OBJECTIVES: To determine whether genetic influences account for individual differences in susceptibility to falls in older women. DESIGN: Prospective twin cohort study. SETTING: Research laboratory and residential environment. PARTICIPANTS: Ninety-nine monozygotic (MZ) and 114 dizygotic (DZ) female twin pairs aged 63 to 76 from the Finnish Twin Cohort study. MEASUREMENTS: The participants recorded their falls on a calendar for an average+/-standard deviation of 344+/-41 days. Reported falls were verified via telephone interview, and circumstances, causes, and consequences of the fall were asked about. RESULTS: The total number of falls was 434, of which 188 were injurious; 91 participants had two or more falls. Casewise concordance was 0.61 (95% confidence interval (CI)=0.49-0.72) for MZ twins and 0.49 (95% CI=0.37-0.62) for DZ twins for at least one fall, 0.38 (95% CI=0.23-0.53) for MZ and 0.33 (95% CI=0.17-0.50) for DZ twins for at least one injurious fall, and 0.43 (95% CI=0.26-0.60) for MZ and 0.36 (95% CI=0.17-0.55) for DZ twins for recurrent falls. On average, the proportion of familial influences accounting for the individual differences in susceptibility to at least one fall was 30% and to recurrent falls was 40%; nongenetic familial and nonfamilial factors alone accounted for susceptibility to at least one injurious fall. CONCLUSION: In community-dwelling older women, familial factors underlie the risk of falling but not the risk of injurious falls.     

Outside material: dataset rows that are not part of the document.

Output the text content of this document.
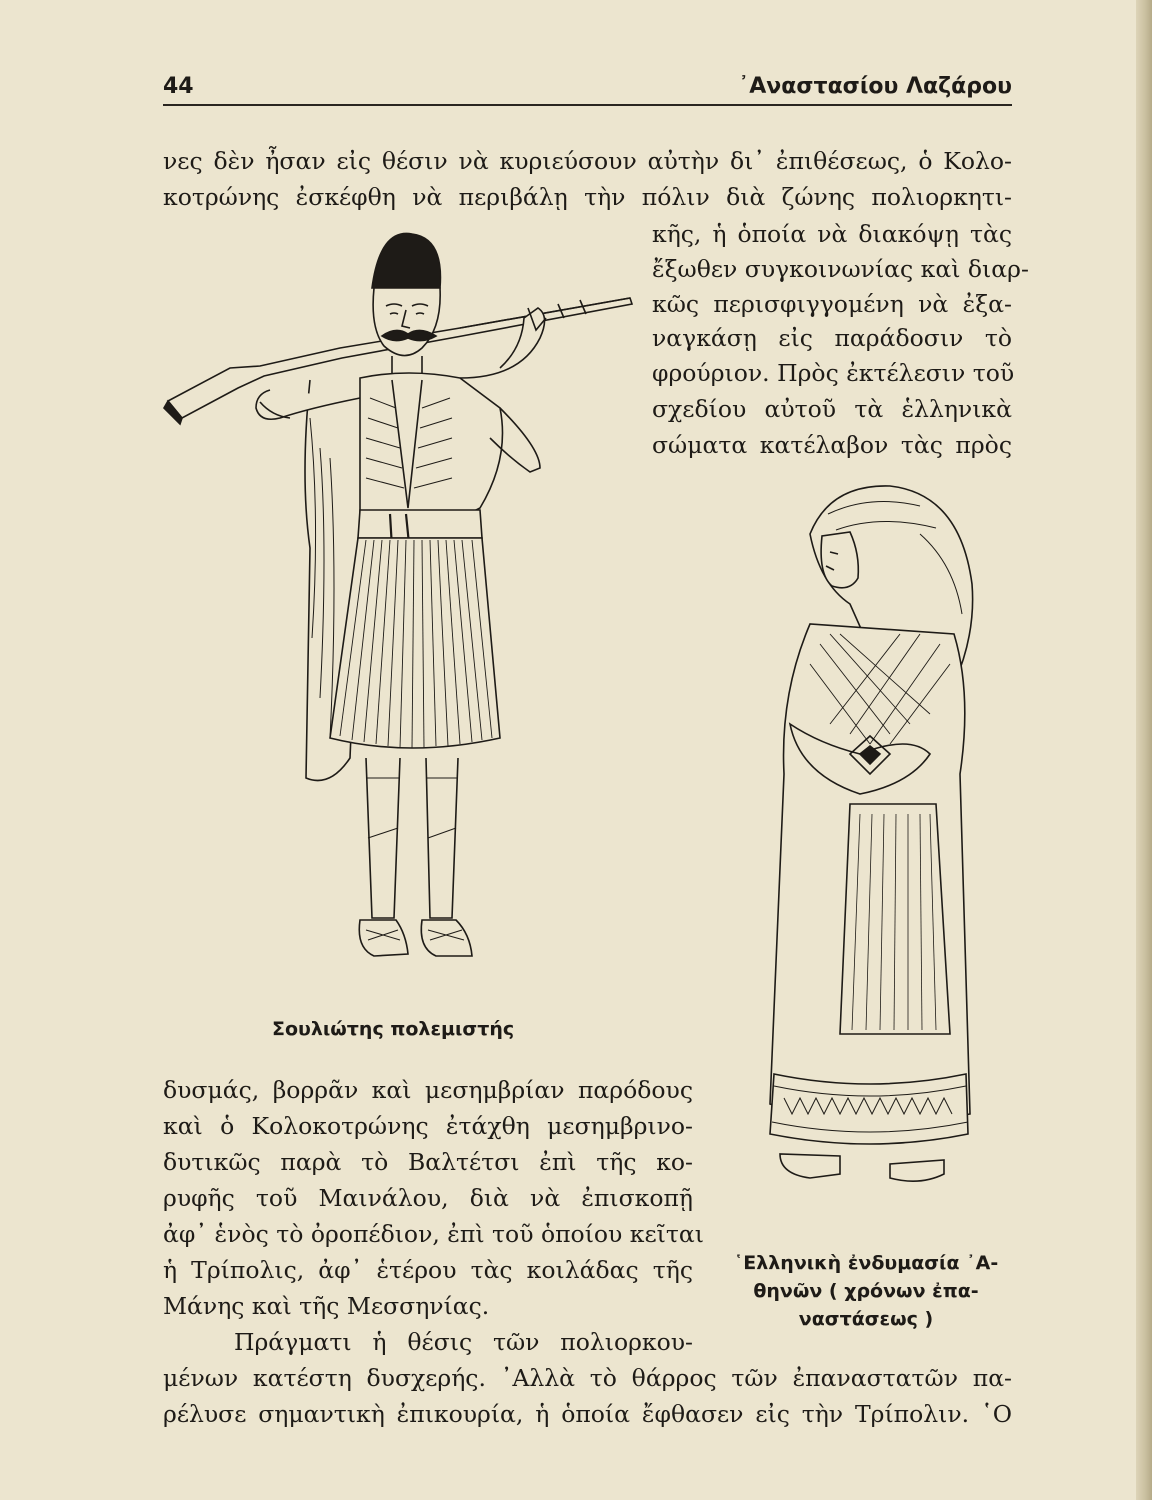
44	᾿Αναστασίου Λαζάρου
νες δὲν ἦσαν εἰς θέσιν νὰ κυριεύσουν αὐτὴν δι᾿ ἐπιθέσεως, ὁ Κολο-
κοτρώνης ἐσκέφθη νὰ περιβάλῃ τὴν πόλιν διὰ ζώνης πολιορκητι-
κῆς, ἡ ὁποία νὰ διακόψῃ τὰς
ἔξωθεν συγκοινωνίας καὶ διαρ-
κῶς περισφιγγομένη νὰ ἐξα-
ναγκάσῃ εἰς παράδοσιν τὸ
φρούριον. Πρὸς ἐκτέλεσιν τοῦ
σχεδίου αὐτοῦ τὰ ἑλληνικὰ
σώματα κατέλαβον τὰς πρὸς
Σουλιώτης πολεμιστής
δυσμάς, βορρᾶν καὶ μεσημβρίαν παρόδους
καὶ ὁ Κολοκοτρώνης ἐτάχθη μεσημβρινο-
δυτικῶς παρὰ τὸ Βαλτέτσι ἐπὶ τῆς κο-
ρυφῆς τοῦ Μαινάλου, διὰ νὰ ἐπισκοπῇ
ἀφ᾿ ἑνὸς τὸ ὀροπέδιον, ἐπὶ τοῦ ὁποίου κεῖται
ἡ Τρίπολις, ἀφ᾿ ἑτέρου τὰς κοιλάδας τῆς
Μάνης καὶ τῆς Μεσσηνίας.
Πράγματι ἡ θέσις τῶν πολιορκου-
῾Ελληνικὴ ἐνδυμασία ᾿Α-
θηνῶν ( χρόνων ἐπα-
ναστάσεως )
μένων κατέστη δυσχερής. ᾿Αλλὰ τὸ θάρρος τῶν ἐπαναστατῶν πα-
ρέλυσε σημαντικὴ ἐπικουρία, ἡ ὁποία ἔφθασεν εἰς τὴν Τρίπολιν. ῾Ο
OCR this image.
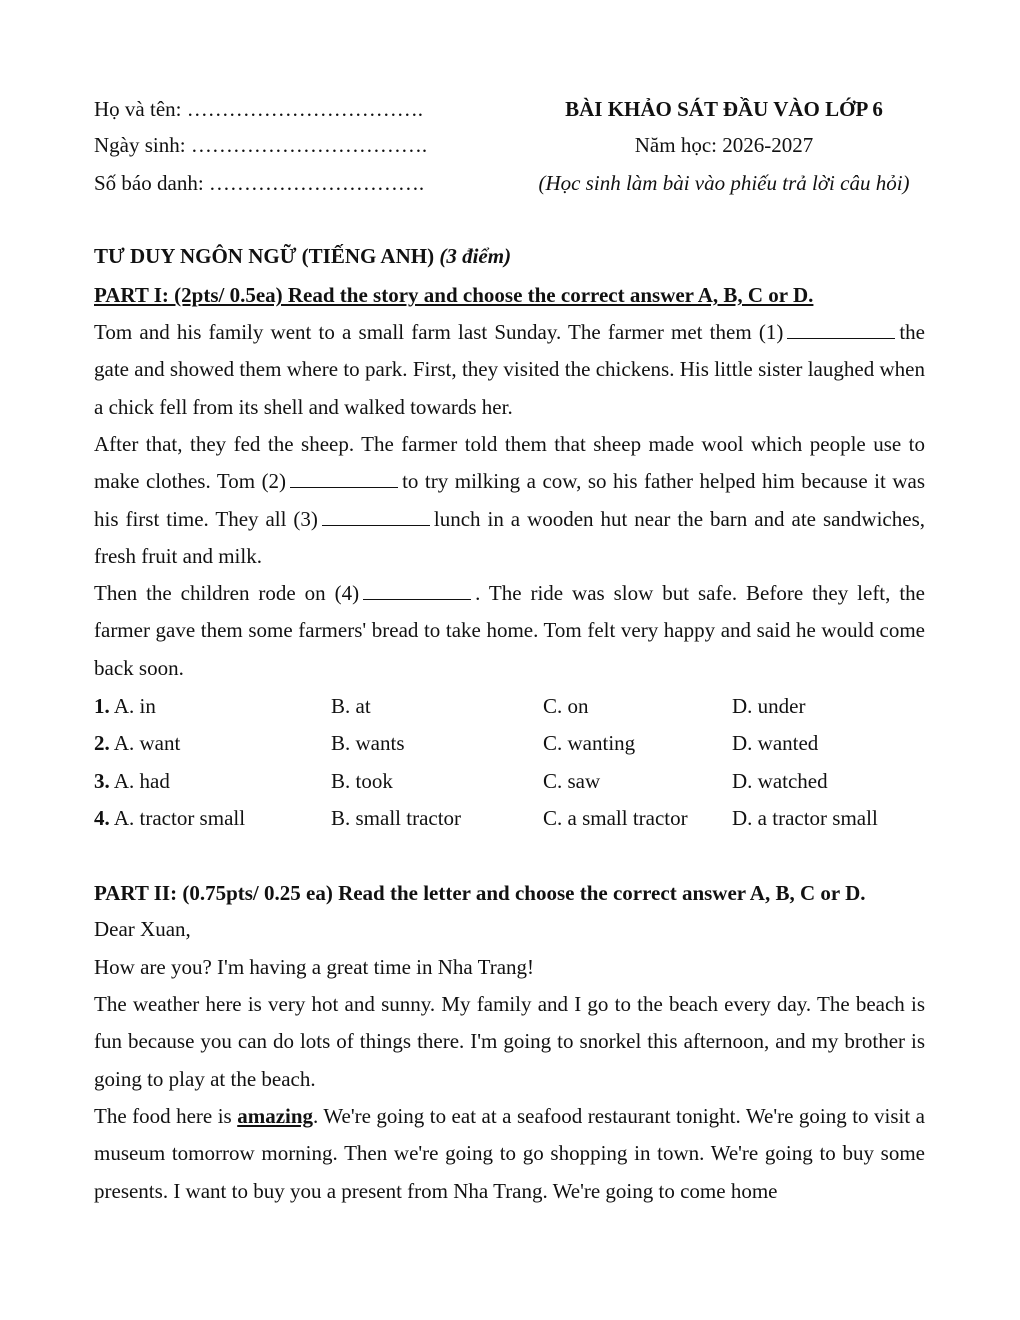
Họ và tên: …………………………….
Ngày sinh: …………………………….
Số báo danh: ………………………….
BÀI KHẢO SÁT ĐẦU VÀO LỚP 6
Năm học: 2026-2027
(Học sinh làm bài vào phiếu trả lời câu hỏi)
TƯ DUY NGÔN NGỮ (TIẾNG ANH) (3 điểm)
PART I: (2pts/ 0.5ea) Read the story and choose the correct answer A, B, C or D.
Tom and his family went to a small farm last Sunday. The farmer met them (1)	the gate and showed them where to park. First, they visited the chickens. His little sister laughed when a chick fell from its shell and walked towards her.
After that, they fed the sheep. The farmer told them that sheep made wool which people use to make clothes. Tom (2)	to try milking a cow, so his father helped him because it was his first time. They all (3)	lunch in a wooden hut near the barn and ate sandwiches, fresh fruit and milk.
Then the children rode on (4)	. The ride was slow but safe. Before they left, the farmer gave them some farmers' bread to take home. Tom felt very happy and said he would come back soon.
1. A. in	B. at	C. on	D. under
2. A. want	B. wants	C. wanting	D. wanted
3. A. had	B. took	C. saw	D. watched
4. A. tractor small	B. small tractor	C. a small tractor D. a tractor small
PART II: (0.75pts/ 0.25 ea) Read the letter and choose the correct answer A, B, C or D.
Dear Xuan,
How are you? I'm having a great time in Nha Trang!
The weather here is very hot and sunny. My family and I go to the beach every day. The beach is fun because you can do lots of things there. I'm going to snorkel this afternoon, and my brother is going to play at the beach.
The food here is amazing. We're going to eat at a seafood restaurant tonight. We're going to visit a museum tomorrow morning. Then we're going to go shopping in town. We're going to buy some presents. I want to buy you a present from Nha Trang. We're going to come home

Twin concordance and sibling recurrence rates in multiple sclerosis

Size and ascertainment constraints often limit twin studies to concordance comparisons between identical and fraternal twins. Here we report the final results of a longitudinal, population-based study of twins with multiple sclerosis (MS) in Canada. Bias was demonstrably minimized, and an estimated 75% of all Canadian MS twin pairs were ascertained, giving a sample sufficiently large (n = 370) to permit additional informative comparisons. Twinning was not found to affect prevalence, and twins with MS did not differ from nontwins for DR15 allele frequency nor for MS risk to their siblings. Probandwise concordance rates of 25.3% (SE +/- 4.4) for monozygotic (MZ), 5.4% (+/-2.8) for dizygotic (DZ), and 2.9% (+/-0.6) for their nontwin siblings were found. MZ twin concordance was in excess of DZ twin concordance. The excess concordance in MZ was derived primarily from like-sexed female pairs with a probandwise concordance rate of 34 of 100 (34 +/- 5.7%) compared with 3 of 79 (3.8 +/- 2.8%) for female DZ pairs. We did not demonstrate an MZ/DZ difference in males, although the sample size was small. We observed a 2-fold increase in risk to DZ twins over nontwin siblings of twins, but the difference was not significant.